Platón pudo evitar el problema de la divisibilidad infinita de la materia: puesto que
los triángulos ya no eran superficies bidimensionales, ni cuerpos, ni tampoco materia;
por lo tanto, no podía dividirse la materia hasta lo infinito. El concepto de la
materia, por consiguiente se ve desintegrado al final —es decir, en el campo de las
dimensiones de espacio más pequeñas—, para convertirse en el concepto de la forma
matemática. Esa forma es importante para el comportamiento, primero de las
partículas pequeñas de la materia y luego de la materia misma. Preludia así a la ley
natural de la física futura: pues caracteriza, sin indicar expresamente su transcurso
temporal, a las tendencias vigentes en el comportamiento de la materia. Se puede
decir, por lo tanto, que se representaron las tendencias básicas mediante las formas
geométricas de las unidades más pequeñas: con lo cual se expresaban las unidades
más sutiles de aquellas tendencias, en la situación relativa a la par que en la velocidad
de esas mismas unidades. Tal descripción se adapta exactamente a las ideas centrales
de la filosofía idealista de Platón. La estructura sobre la cual se basan los fenómenos
no se representa mediante objetos materiales, como los átomos de Demócrito, sino
mediante formas que determinen a los objetos materiales. Las ideas son más
fundamentales que los objetos. Como las partes más pequeñas de la materia deben ser
los objetos, en los cuales puede reconocerse la simplicidad del mundo —y a través de
los cuales nos acercamos a lo “uno”, a la “unilateralidad” del mundo—, pueden
también describirse matemáticamente las ideas que son simples formas
matemáticas. La frase siguiente (que procede seguramente de un período más tardío
de la filosofía), al decir: “Dios es un matemático”, hunde sus raíces en la filosofía
platónica.

No puede valorarse en toda su magnitud la importancia de ese paso en el


pensar filosófico. Puede considerarse como el principio decisivo de las ciencias
naturales-matemáticas y también puede hacérsele responsable de sus empleos
técnicos futuros, que han cambiado el cuadro completo del mundo. También se
constituye, con este paso, el significado de la palabra “comprender”. Entre todas las
formas posibles de la comprensión se elige una, la forma practicada en las
matemáticas, como la comprensión “auténtica”. Mientras toda lengua, todo arte y
toda poesía transmiten de alguna manera la comprensión, se afirma aquí sólo el
empleo de una lengua precisa —lógica y cerrada—, la lengua que puede ser
formalizada de tal manera que se hagan posibles los experimentos, mientras sólo ella
conduce a la comprensión auténtica. Se advierte así cuán fuerte fue la impresión que
causó la fuerza de convicción de los argumentos lógicos y matemáticos sobre los
filósofos griegos. Parece como que fueran arrollados prácticamente por esa fuerza; o
quizá capitularan demasiado pronto en este orden.

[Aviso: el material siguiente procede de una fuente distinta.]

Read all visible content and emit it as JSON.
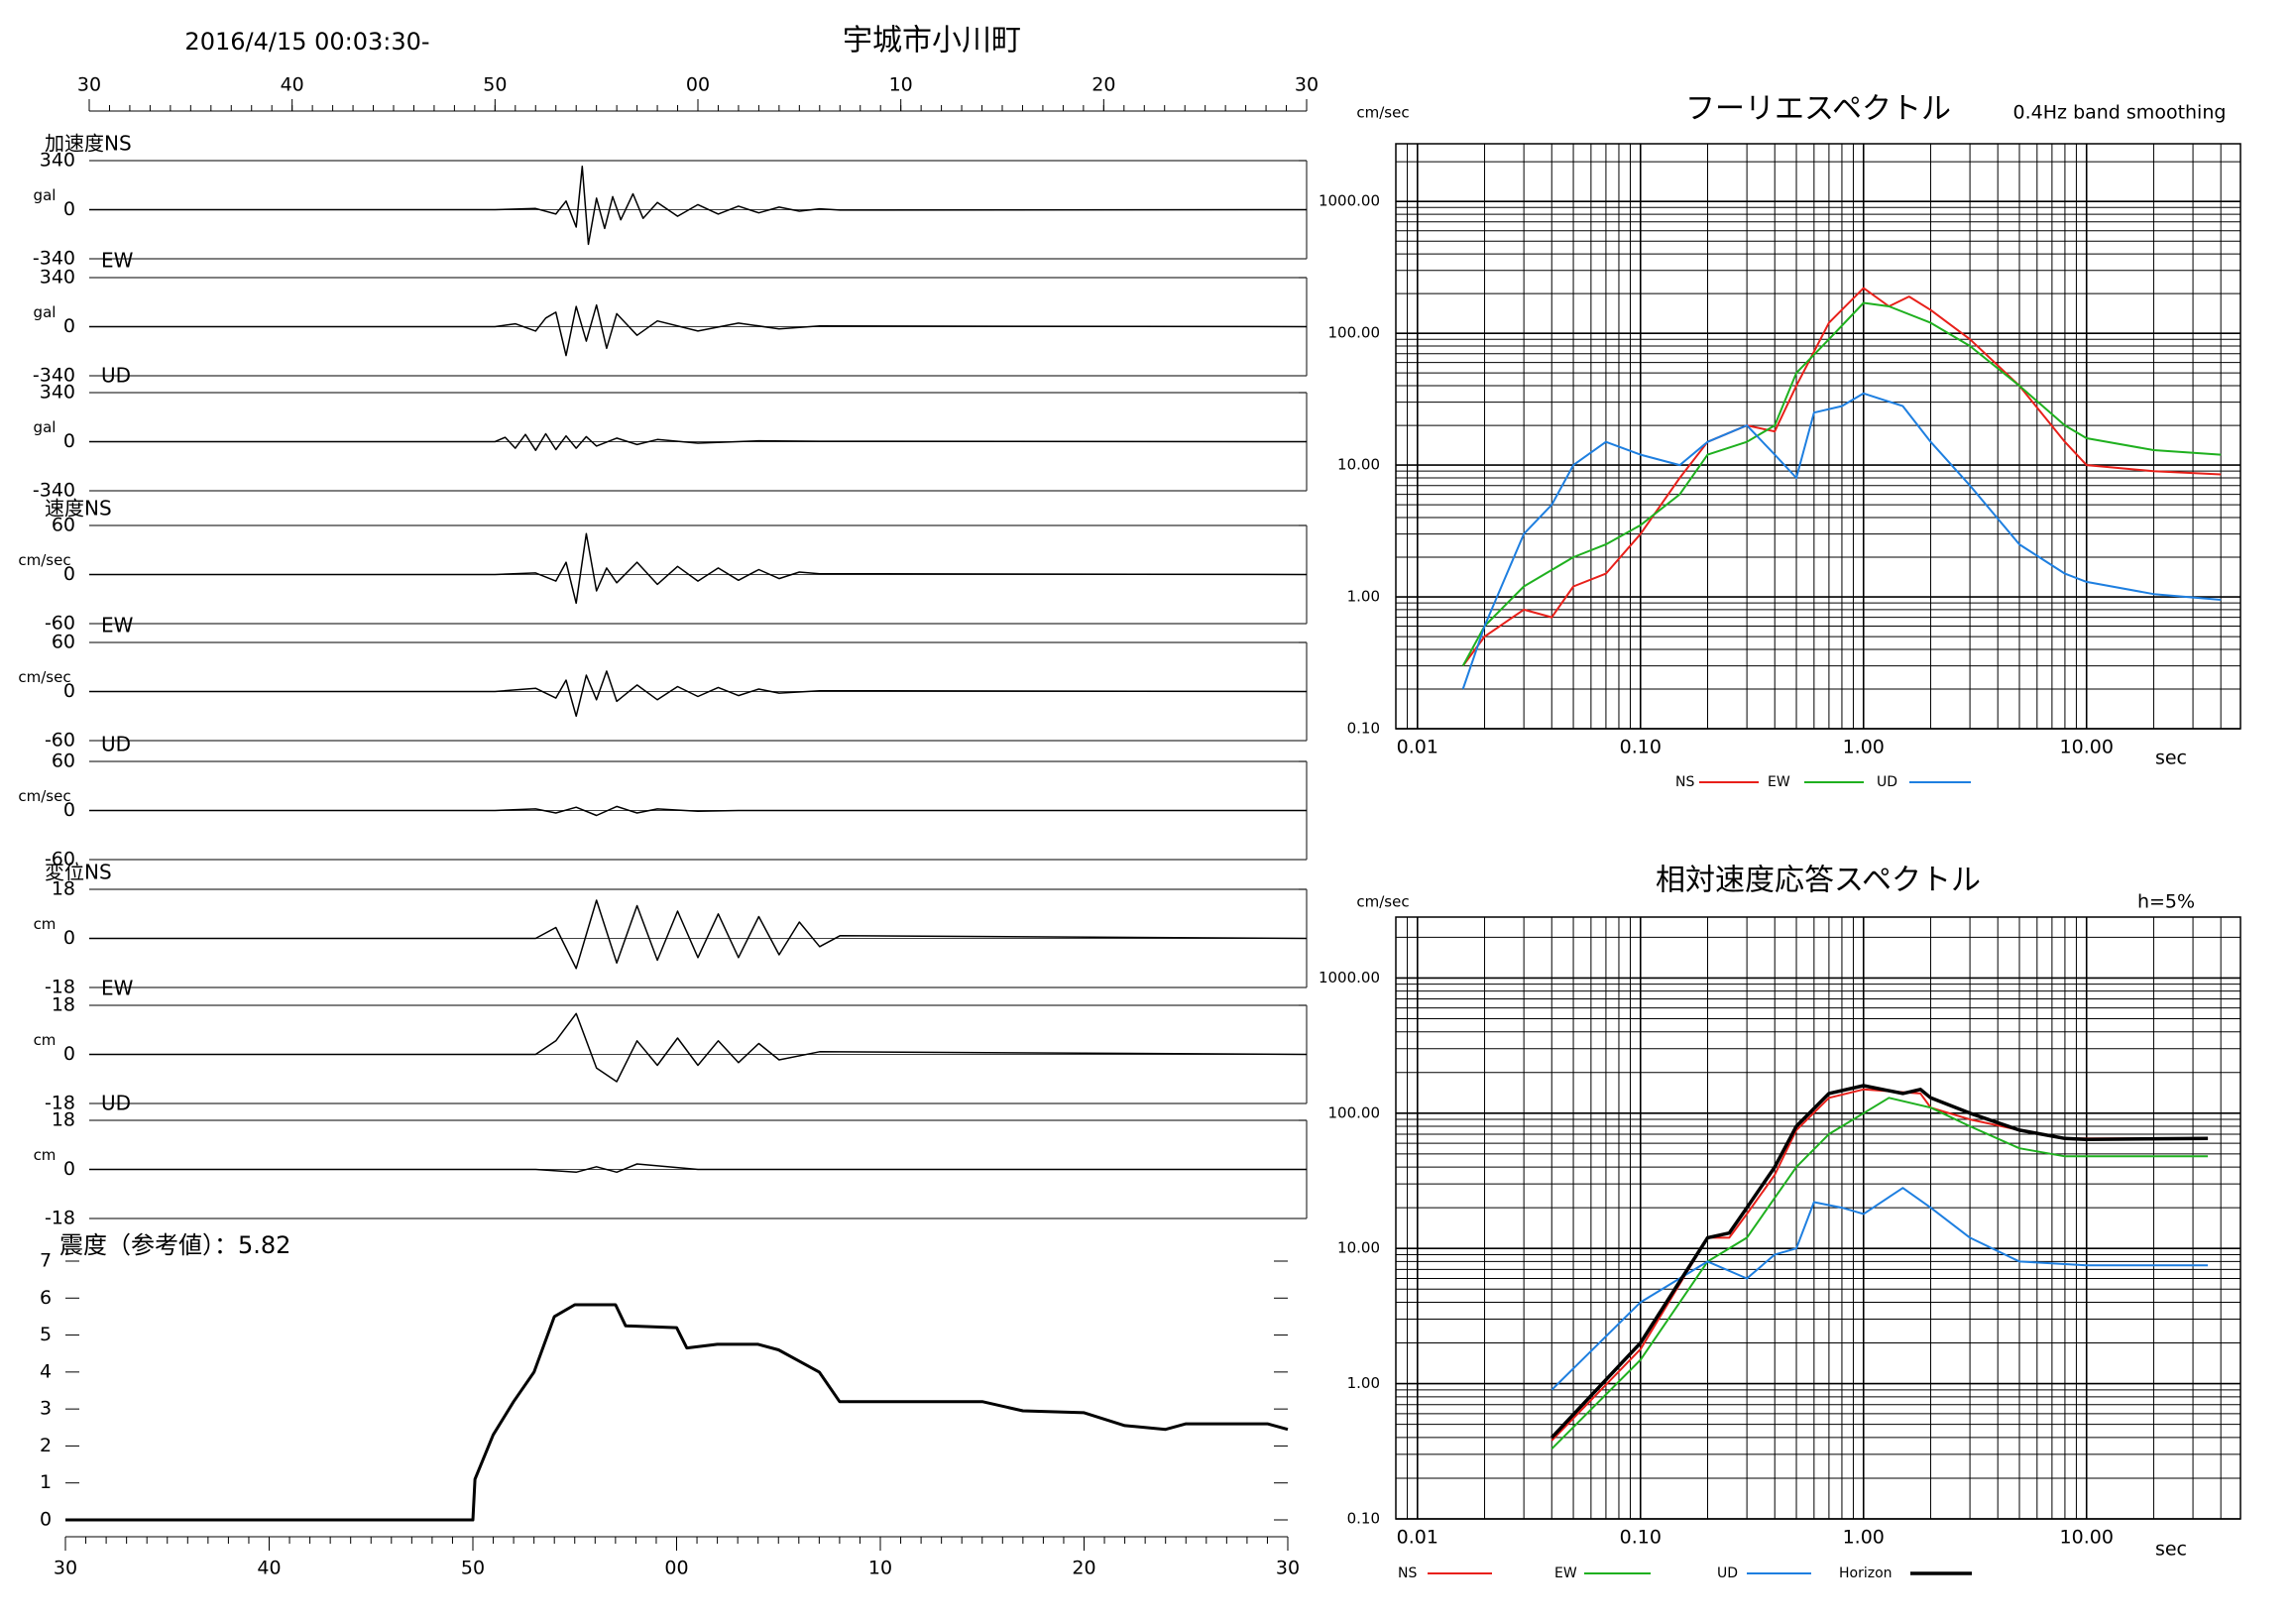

lI. La respuesta de las ciencias modernas a los problemas antiguos.


La diferencia más importante entre las ciencias naturales modernas y la
filosofía natural antigua se basa en el método empleado. Mientras en la filosofía
antigua se consideraba el conocimiento empírico de los fenómenos de la naturaleza
como suficiente, para poder sacar conclusiones sobre los principios básicos, es un
rasgo característico de la ciencia moderna el hecho de hacer experimentos: es decir,
dirigir preguntas específicas a la naturaleza, cuya contestación debe informar sobre la
legislación natural. Este método distinto conduce, en consecuencia, a una manera de
contemplación muy diferente. No se dirige tanto la atención a leyes básicas, sino más
bien a regularidades en los detalles. O sea que las ciencias naturales evolucionan
desde el otro extremo, no a partir de las leyes generales, sino a partir de los diferentes
grupos de fenómenos en los cuales la naturaleza había contestado a las preguntas
planteadas experimentalmente. Desde el tiempo en que Galileo hizo caer sus piedras
de la torre inclinada de Pisa, para estudiar las leyes de la atracción, las ciencias
naturales se ocuparon de los detalles de los más diversos fenómenos: mediante
piedras que caen, mediante el movimiento de la luna alrededor de la tierra, mediante
las olas del mar, mediante rayos de luz refractados por prismas, etc... Incluso cuando
Isaac Newton intentó hacer comprensibles los diferentes procesos mecánicos (en su
obra principal, “Principia Mathematica”) mediante una ley única, su atención se
dirigió a particularidades que deberían deducirse de los principios matemáticos
básicos. El resultado correcto —es decir, el resultado de acuerdo con la experiencia,
en la deducción de particularidades— fue considerado como el criterio decisivo para
la autenticidad de la teoría.

Tales cambios en la forma de observación acarrearon también otras


consecuencias importantes. Un conocimiento exacto de los detalles puede ser útil en
la práctica: capacita al hombre para dirigir, según su voluntad, los fenómenos dentro
de ciertos límites. Los usos técnicos de las ciencias naturales modernas empiezan,
por lo tanto, con el conocimiento de los detalles. De esta manera también el concepto
de “ley natural” altera su propio significado; el peso total ya no se halla en la
generalidad, sino en las consecuencias en cuanto a los detalles. La ley se convierte en
precepto para usos técnicos. Como característica más importante de la ley natural se
considera, en la actualidad, el hecho de facilitar alguna predicción de lo que ocurrirá
en un experimento determinado.

Uno comprende fácilmente que el concepto de tiempo, en la ciencia natural,


debe jugar un papel completamente distinto que en la filosofía antigua. En una ley
natural no se expresa una estructura inalterable y eterna, sino que lo importante es la
regularidad en los cambios temporales. Si una ley natural de este tipo es formulada
en un lenguaje matemático exacto, se le ofrecen al físico inmediatamente
innumerables experimentos distintos que podría realizar, para examinar la exactitud
de la ley postulada. Un único desacuerdo entre teoría y experimento podría refutar la
teoría. Esa situación otorga un peso inmenso a la formulación matemática de
cualquier ley natural. Cuando todos los hechos experimentales conocidos están de
acuerdo con los resultados deducidos matemáticamente de la ley, será muy difícil
dudar de la validez general de la ley. Por ello es comprensible que los “Principia” de
Newton hayan dominado las ciencias naturales durante más de dos siglos.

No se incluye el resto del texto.